OPINIÃO

André Alpoim VasconcelosAssociate Partner de Consultoria Fiscal da Deloitte

Opinião: Seja o “Camisola Amarela”dos impostos

O especialista da Deloitte explica os benefícios fiscais que existem para as empresas que invistam num sistema de 'bike-sharing'.

A cultura velocipédica está aí e parece que veio para ficar.

Se por um lado parecem não restar dúvidas quanto aos benefícios para a saúde associados ao ciclismo, por outro não parece claro que todas as empresas estejam conscientes de que podem retirar um benefício fiscal daquela forma de mobilidade.

O conceito de bike-sharing passou a integrar o glossário fiscal português com a denominada reforma da fiscalidade verde e consiste, em termos práticos, num sistema de partilha de bicicletas entre colaboradores autorizados, tendo como objetivo promover a sustentabilidade das deslocações dos colaboradores, em tudo semelhante às estruturas já existentes em algumas capitais europeias.

Com efeito, o regime fiscal introduzido veio estabelecer que as despesas incorridas por sujeitos passivos de IRC, mediante contrato celebrado com empresas que se dediquem à gestão de sistemas de bike-sharing, são majoradas em 40% para efeitos da determinação do lucro tributável.

Em termos genéricos, uma empresa que se encontre numa situação pagadora de IRC que efetue um investimento de EUR 10.000 em 2016 com a instalação, conservação e manutenção de um sistema de bike-sharing terá um custo efetivo, após impostos, de cerca de EUR 7.000.

Este benefício ao bike-sharing poderá revelar-se uma solução interessante para empresas com colaboradores residentes em zonas próximas das respetivas instalações (e, acrescentamos nós, sem grandes declives!), com a vantagem adicional de promover junto das comunidades locais a política de responsabilidade social e ambiental da empresa.

Mas as boas notícias continuam: ainda que sujeito a um valor máximo por colaborador de EUR 6.250, o benefício descrito é cumulável com um outro benefício fiscal à atribuição de passes sociais aos colaboradores.
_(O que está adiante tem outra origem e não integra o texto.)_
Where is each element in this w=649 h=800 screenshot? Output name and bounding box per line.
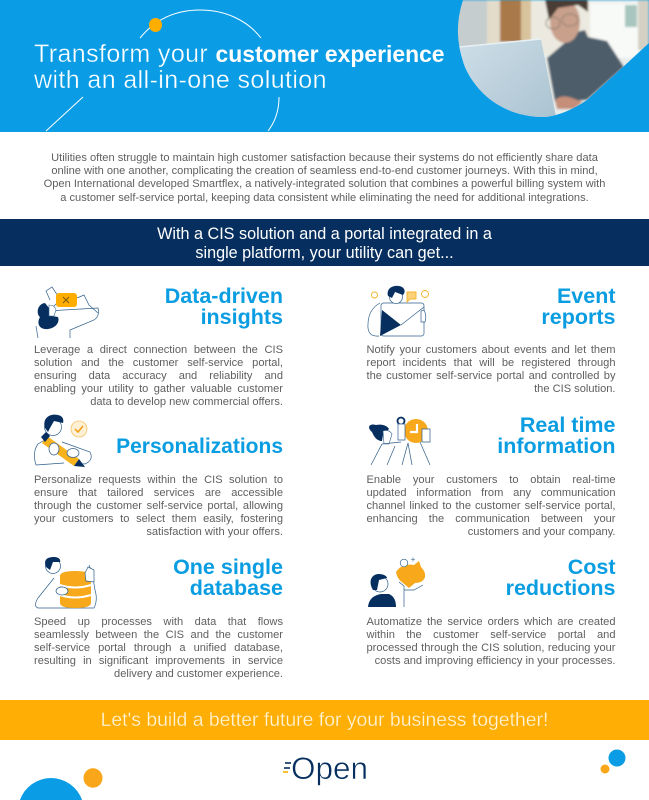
body text: solution and the customer self-service portal, [34,357,283,369]
sweater [547,30,624,102]
intro paragraph: a customer self-service portal, keeping data consistent while eliminating the need for additional integrations. [60,192,589,204]
body text: ensure that tailored services are accessible [34,486,283,498]
icon: person with piggy bank [368,558,426,607]
body text: data to develop new commercial offers. [90,396,283,408]
body text: the CIS solution. [534,383,616,395]
heading: Data-driven [165,284,283,308]
heading: reports [541,305,616,329]
body text: Automatize the service orders which are created [366,616,616,628]
body text [366,344,616,395]
body text: ensuring data accuracy and reliability and [34,370,283,382]
navy subheading band: single platform, your utility can get... [195,244,454,262]
face [550,1,580,43]
decorative arcs and orange dot [46,10,280,132]
body text: enhancing the communication between your [366,512,616,524]
heading: database [190,576,283,600]
intro paragraph: Utilities often struggle to maintain high customer satisfaction because their systems do not efficiently share data [51,152,598,164]
body text: channel linked to the customer self-service portal, [366,500,616,512]
panel: one single database [34,555,283,680]
body text: customers and your company. [468,526,616,538]
body text: updated information from any communication [366,486,616,498]
body text: costs and improving efficiency in your processes. [375,654,616,666]
heading [541,284,616,329]
body text: processed through the CIS solution, reducing your [366,642,616,654]
decorative circles: bottom left [20,768,102,800]
title [34,40,445,94]
icon: person holding data card [36,286,99,338]
header banner [0,0,649,132]
icon: woman holding clock [369,416,430,466]
icon: man hugging database [35,557,97,608]
glasses [546,14,578,29]
header photo: woman at laptop [458,0,649,117]
panel: cost reductions [366,555,616,666]
body text: self-service portal through a unified database, [34,642,283,654]
body text: the customer self-service portal and controlled by [366,370,616,382]
heading: information [497,434,616,458]
title: Transform your customer experience [34,40,445,68]
panel: real time information [366,412,616,538]
body text: Notify your customers about events and let them [366,344,616,356]
body text: within the customer self-service portal and [366,628,616,640]
laptop [460,40,556,117]
body text: your customers to select them easily, fostering [34,512,283,524]
call to action band [0,700,649,740]
intro paragraph: Open International developed Smartflex, a natively-integrated solution that combines a powerful billing system with [44,178,605,190]
heading [506,555,616,600]
body text: Leverage a direct connection between the CIS [34,344,283,356]
heading: One single [173,555,283,579]
heading: Personalizations [116,435,283,458]
heading: Real time [520,412,616,436]
intro paragraph: online with one another, complicating the creation of seamless end-to-end customer journeys. With this in mind, [51,165,598,177]
intro paragraph [44,152,605,204]
heading [165,284,283,329]
heading [497,412,616,458]
body text [34,616,283,680]
icon: man hugging pencil [34,414,92,467]
hands [555,96,583,109]
body text: satisfaction with your offers. [146,526,283,538]
heading: Event [557,284,616,308]
body text: enabling your utility to gather valuable customer [34,383,283,395]
body text: seamlessly between the CIS and the customer [34,628,283,640]
body text: Enable your customers to obtain real-time [366,474,616,486]
body text [366,474,616,538]
heading [173,555,283,600]
body text [34,344,283,408]
body text [366,616,616,666]
body text: Speed up processes with data that flows [34,616,283,628]
panel: event reports [366,284,616,395]
body text [34,474,283,538]
panel: data-driven insights [34,284,283,408]
title: with an all-in-one solution [34,66,327,94]
decorative circles: bottom right [600,750,626,774]
panel: personalizations [34,414,283,538]
heading: insights [201,305,283,329]
heading: reductions [506,576,616,600]
heading: Cost [568,555,616,579]
body text: through the customer self-service portal, allowing [34,500,283,512]
body text: Personalize requests within the CIS solution to [34,474,283,486]
navy subheading band: With a CIS solution and a portal integrated in a [157,224,492,242]
body text: report incidents that will be registered through [366,357,616,369]
navy subheading band [0,219,649,266]
call to action band: Let's build a better future for your business together! [101,709,548,731]
body text: delivery and customer experience. [114,668,283,680]
body text: resulting in significant improvements in service [34,654,283,666]
icon: man holding envelope [368,286,429,336]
Ou seja, poderá ser usufruído o benefício ao bike-sharing e conjuntamente serem atribuídos passes sociais aos colaboradores, desde que cumpridas algumas condições e respeitado o limite referido atrás.

Notamos que, apesar do seu até agora reduzido protagonismo, este benefício ao bike-sharing poderá revelar-se uma solução interessante para empresas com colaboradores residentes em zonas próximas das respetivas instalações (e, acrescentamos nós, sem grandes declives!), com a vantagem adicional de promover junto das comunidades locais a política de responsabilidade social e ambiental da empresa.

Por tudo isto, lança-se o desafio: tome a dianteira e seja o camisola amarela. Por que não poupar nos seus impostos enquanto os seus colaboradores poupam no ginásio? E o ambiente até agradece.